When it comes to predicting heat waves, a new study from Arizona State University shows that the necessary data already exists, and simply needed a new approach. The experts found clear patterns in temperature evolution that precede abrupt global warming events.
“Critical transitions have been identified in global and regional climate systems, during which a small perturbation can lead to a qualitative change. They are notoriously difficult to predict and can have potential catastrophic impacts on ecosystems and human society,” wrote the study authors.
“However, certain characteristics may exist prior to such transitions, and can serve as the early‐warning signals to predict critical transitions in climate systems. Here we investigate the early‐warning signals in global warming and regional heat waves based on temperature records.”
The researchers analyzed temperature records during the early 20th century – before global warming – as well as temperatures leading up to recent heat waves.
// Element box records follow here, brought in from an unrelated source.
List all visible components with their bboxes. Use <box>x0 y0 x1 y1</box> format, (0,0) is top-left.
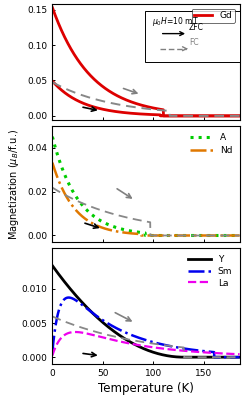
Sm <box>201 348 204 353</box>
Sm <box>127 331 130 336</box>
La <box>74 330 77 334</box>
Nd <box>238 233 241 238</box>
Y <box>201 355 204 360</box>
Text: FC: FC <box>189 38 199 47</box>
La <box>180 348 183 353</box>
Nd <box>197 233 200 238</box>
A <box>238 233 241 238</box>
Y <box>238 355 241 360</box>
La <box>201 350 204 355</box>
Sm <box>197 348 200 353</box>
Nd <box>127 231 130 236</box>
Y <box>127 338 130 343</box>
Y <box>70 288 73 293</box>
Y <box>180 355 183 360</box>
Sm <box>67 295 70 300</box>
Nd <box>180 233 183 238</box>
Sm <box>134 334 137 339</box>
Legend: Y, Sm, La: Y, Sm, La <box>185 252 235 290</box>
Text: ZFC: ZFC <box>189 23 204 32</box>
A <box>144 233 147 238</box>
Sm <box>213 355 216 360</box>
Line: Y: Y <box>52 266 240 357</box>
La <box>197 350 200 354</box>
X-axis label: Temperature (K): Temperature (K) <box>98 382 194 395</box>
A <box>201 233 204 238</box>
Line: La: La <box>52 332 240 356</box>
A <box>197 233 200 238</box>
Sm <box>51 349 54 354</box>
Y <box>183 355 185 360</box>
La <box>70 330 73 335</box>
Nd <box>133 231 136 236</box>
A <box>133 229 136 234</box>
A <box>70 186 73 191</box>
Y <box>133 342 136 347</box>
Y <box>197 355 200 360</box>
Text: Magnetization ($\mu_B$/f.u.): Magnetization ($\mu_B$/f.u.) <box>7 128 21 240</box>
Line: Sm: Sm <box>52 298 240 357</box>
La <box>134 342 137 347</box>
A <box>51 134 54 139</box>
Text: $\mu_0H$=10 mT: $\mu_0H$=10 mT <box>152 15 199 28</box>
Sm <box>238 355 241 360</box>
Line: A: A <box>52 137 240 236</box>
Nd <box>140 233 143 238</box>
La <box>238 352 241 357</box>
Nd <box>201 233 204 238</box>
Sm <box>70 296 73 300</box>
Sm <box>180 346 183 350</box>
A <box>127 228 130 233</box>
Legend: Gd: Gd <box>192 8 235 23</box>
Line: Nd: Nd <box>52 163 240 236</box>
Nd <box>70 202 73 207</box>
La <box>51 353 54 358</box>
Legend: A, Nd: A, Nd <box>187 130 235 158</box>
Nd <box>51 160 54 165</box>
La <box>127 341 130 346</box>
A <box>180 233 183 238</box>
Y <box>51 263 54 268</box>
FancyBboxPatch shape <box>145 11 242 62</box>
The analysis revealed clear patterns that can serve as early warning signals of extreme heat waves.
Study co-author Chenghao Wang is a former ASU Research Scientist who is now at the Department of Earth System Science at Stanford University.
“Many studies have identified such changes in climate systems, like the sudden end of a glacial period,” said Wang. “These qualitative changes usually have early-warning signals several thousand years before them.”
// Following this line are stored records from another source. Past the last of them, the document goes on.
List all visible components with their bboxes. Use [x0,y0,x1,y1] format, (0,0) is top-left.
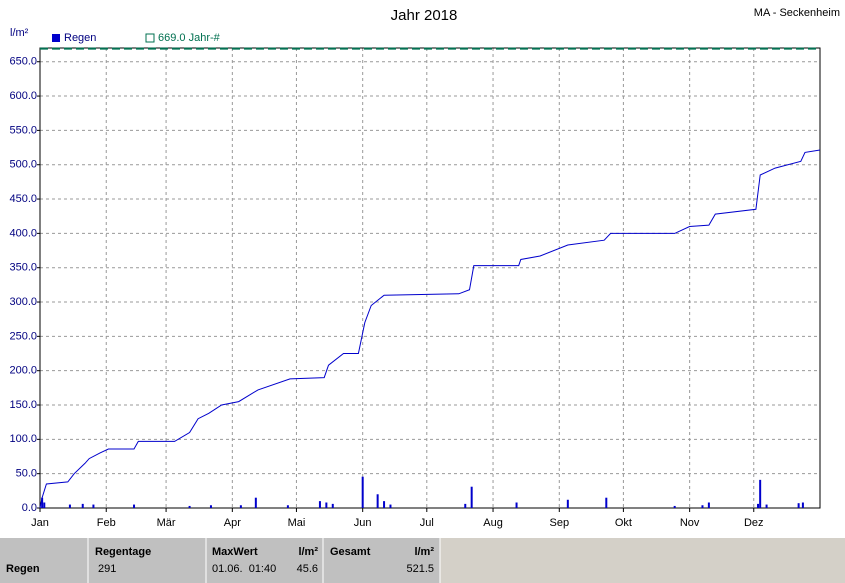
table-header: l/m² [414,546,434,558]
y-tick-label: 150.0 [9,399,37,411]
table-header: l/m² [298,546,318,558]
bar [673,505,676,508]
bar [515,502,518,508]
legend-label: 669.0 Jahr-# [158,32,221,44]
bar [286,505,289,508]
x-tick-label: Feb [97,517,116,529]
bar [757,503,760,508]
bar [605,497,608,508]
bar [801,502,804,508]
cumulative-line [39,149,821,509]
y-axis-label: l/m² [10,27,29,39]
bar [765,504,768,508]
table-header: Gesamt [330,546,371,558]
bar [383,501,386,508]
table-panel [0,538,440,583]
chart-title: Jahr 2018 [391,7,458,24]
y-tick-label: 350.0 [9,262,37,274]
table-cell: 01.06. 01:40 [212,563,276,575]
y-tick-label: 200.0 [9,365,37,377]
y-tick-label: 50.0 [16,468,37,480]
y-tick-label: 400.0 [9,227,37,239]
bar [797,503,800,508]
bar [325,502,328,508]
x-tick-label: Mär [157,517,176,529]
bar [133,504,136,508]
y-tick-label: 450.0 [9,193,37,205]
y-tick-label: 500.0 [9,159,37,171]
x-tick-label: Aug [483,517,503,529]
x-tick-label: Sep [549,517,569,529]
bar [464,503,467,508]
x-tick-label: Jun [354,517,372,529]
table-header: Regentage [95,546,151,558]
bar [318,501,321,508]
x-tick-label: Dez [744,517,764,529]
bar [470,486,473,508]
y-tick-label: 550.0 [9,124,37,136]
x-tick-label: Mai [288,517,306,529]
bar [41,497,44,508]
table-header: MaxWert [212,546,258,558]
x-tick-label: Okt [615,517,632,529]
bar [389,504,392,508]
bar [759,479,762,508]
y-tick-label: 600.0 [9,90,37,102]
y-tick-label: 300.0 [9,296,37,308]
bar [707,502,710,508]
bar [43,502,46,508]
x-tick-label: Apr [224,517,241,529]
station: MA - Seckenheim [754,7,840,19]
y-tick-label: 650.0 [9,56,37,68]
bar [92,504,95,508]
bar [361,476,364,508]
x-tick-label: Jul [420,517,434,529]
legend-swatch [145,33,155,43]
table-cell: 45.6 [297,563,318,575]
bar [701,505,704,508]
row-label: Regen [6,563,40,575]
bar [239,505,242,508]
y-tick-label: 0.0 [22,502,37,514]
bar [209,505,212,508]
bar [81,503,84,508]
bar [68,504,71,508]
bar [376,494,379,508]
y-tick-label: 100.0 [9,433,37,445]
x-tick-label: Jan [31,517,49,529]
bar [566,499,569,508]
table-cell: 521.5 [406,563,434,575]
legend-swatch [52,34,60,42]
bar [254,497,257,508]
legend-label: Regen [64,32,96,44]
y-tick-label: 250.0 [9,330,37,342]
bar [331,503,334,508]
table-cell: 291 [98,563,116,575]
x-tick-label: Nov [680,517,700,529]
bar [188,505,191,508]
“We detected similar signals in events much shorter than previous studies. We found early-warning signals also exist before global warming and heat waves on the time scale of years and days.”
Beyond looking at historical data, the experts have been tracking current temperature fluctuations based on data from airport weather stations. The researchers explained that when three consecutive days are unusually hot compared to the 30-year record, it is considered a heat wave.
“This method isn’t just applicable for predicting extreme weather events in the next few days or weeks,” said Professor Zhihua Wang. “It observes human-induced variabilities and will support prediction over the next decades or even century.”
According to Professor Wang, the new analytic method creates a “completely new frontier” for evaluating how things like global energy consumption and, conversely, the introduction of urban green infrastructure, are affecting climate change.
“We’re not replacing existing evaluation tools. The data is already there. It’s enabling us to gauge what actions are having an impact.”
For their investigation, Chenghao Wang and Professor Zhihua Wang also collaborated with rising high school junior Linda Sun at Horace Greely High School in Chappaqua, New York.
The study is published in the journal Geophysical Research Letters.